Wal-Mart is the world's largest private employer with more than 2 million employees. One would think that fact alone would give this company more negotiating power at the contract table. But actually, it doesn't. In this game the deck is stacked, with 70 percent of the U.S. population having their Rx benefits administered by one of just three PBMs. Wal-Mart needs those people to be walking through their doors.
They seem to be stuck between the proverbial rock and hard place. And maybe "hard" is the right term as I would expect some heat on the pharmacy market managers to tighten up their business in the coming months. According to the same conference call, "We expect to have pressure on pharmacy for the rest of the fiscal year."
What Wal-Mart is experiencing on a large scale simply mirrors what so many pharmacies are experiencing every day. Target Pharmacy found this out. And independents around the country know what it is like to face declining profit margins on every prescription sale. Frankly, it feels more like a season of "Survivor" in the pharmacy world these days than it does a healthcare business.
Of course, there is a bit of irony here. Wal-Mart is the pharmacy that virtually introduced the $4 generic concept that quickly caught fire and spread throughout the industry. Prescription pricing soon became a race to the bottom. Some chains actually did go as low as possible, offering free 30-day supplies of selected medications to drive foot traffic.

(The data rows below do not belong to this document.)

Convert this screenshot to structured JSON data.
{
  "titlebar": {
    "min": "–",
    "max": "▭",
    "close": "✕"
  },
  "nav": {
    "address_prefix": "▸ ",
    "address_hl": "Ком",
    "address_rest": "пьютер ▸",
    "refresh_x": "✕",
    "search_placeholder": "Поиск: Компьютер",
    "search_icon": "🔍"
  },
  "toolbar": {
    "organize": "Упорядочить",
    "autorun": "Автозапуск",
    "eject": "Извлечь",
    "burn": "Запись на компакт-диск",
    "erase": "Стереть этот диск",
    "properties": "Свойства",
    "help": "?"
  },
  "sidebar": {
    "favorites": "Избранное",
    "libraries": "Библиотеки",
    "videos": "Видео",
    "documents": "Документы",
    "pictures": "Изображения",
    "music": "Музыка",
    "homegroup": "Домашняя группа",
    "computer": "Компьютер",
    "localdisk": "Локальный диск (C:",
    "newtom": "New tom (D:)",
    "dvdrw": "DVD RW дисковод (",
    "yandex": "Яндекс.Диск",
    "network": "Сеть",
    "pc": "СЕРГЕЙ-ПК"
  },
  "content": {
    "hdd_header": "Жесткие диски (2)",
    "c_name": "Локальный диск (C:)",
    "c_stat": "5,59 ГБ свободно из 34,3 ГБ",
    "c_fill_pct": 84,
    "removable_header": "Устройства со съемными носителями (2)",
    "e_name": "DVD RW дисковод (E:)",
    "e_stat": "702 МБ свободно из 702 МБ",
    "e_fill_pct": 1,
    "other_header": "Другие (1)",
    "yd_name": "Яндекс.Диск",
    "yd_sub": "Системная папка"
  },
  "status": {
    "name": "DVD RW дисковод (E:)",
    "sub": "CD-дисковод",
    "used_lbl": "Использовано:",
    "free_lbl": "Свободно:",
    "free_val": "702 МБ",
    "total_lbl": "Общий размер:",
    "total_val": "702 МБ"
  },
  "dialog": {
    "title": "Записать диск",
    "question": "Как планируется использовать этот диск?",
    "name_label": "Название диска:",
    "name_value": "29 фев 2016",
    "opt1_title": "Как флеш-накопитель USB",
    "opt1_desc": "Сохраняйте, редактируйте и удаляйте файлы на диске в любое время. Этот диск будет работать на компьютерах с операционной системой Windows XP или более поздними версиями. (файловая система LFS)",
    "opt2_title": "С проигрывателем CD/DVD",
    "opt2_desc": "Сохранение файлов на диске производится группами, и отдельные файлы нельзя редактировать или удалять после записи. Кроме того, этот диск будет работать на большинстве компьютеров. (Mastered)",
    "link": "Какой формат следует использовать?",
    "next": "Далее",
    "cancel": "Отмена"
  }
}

Now that same chain is bemoaning low-margin prescription sales. As they say, "Be careful what you ask for, you just might get it."
For pharmacy as we know it to survive, it will have to find ways to operate the prescription business more profitably. Something has to change. With fewer and fewer uninsured patients, it is hard to see where that income is going to come from.
Like Poe's famous Lenore, the days of a livable prescription profit margin appear to be gone. Will those sunny days ever return? I hate to break the bad news: "Nevermore."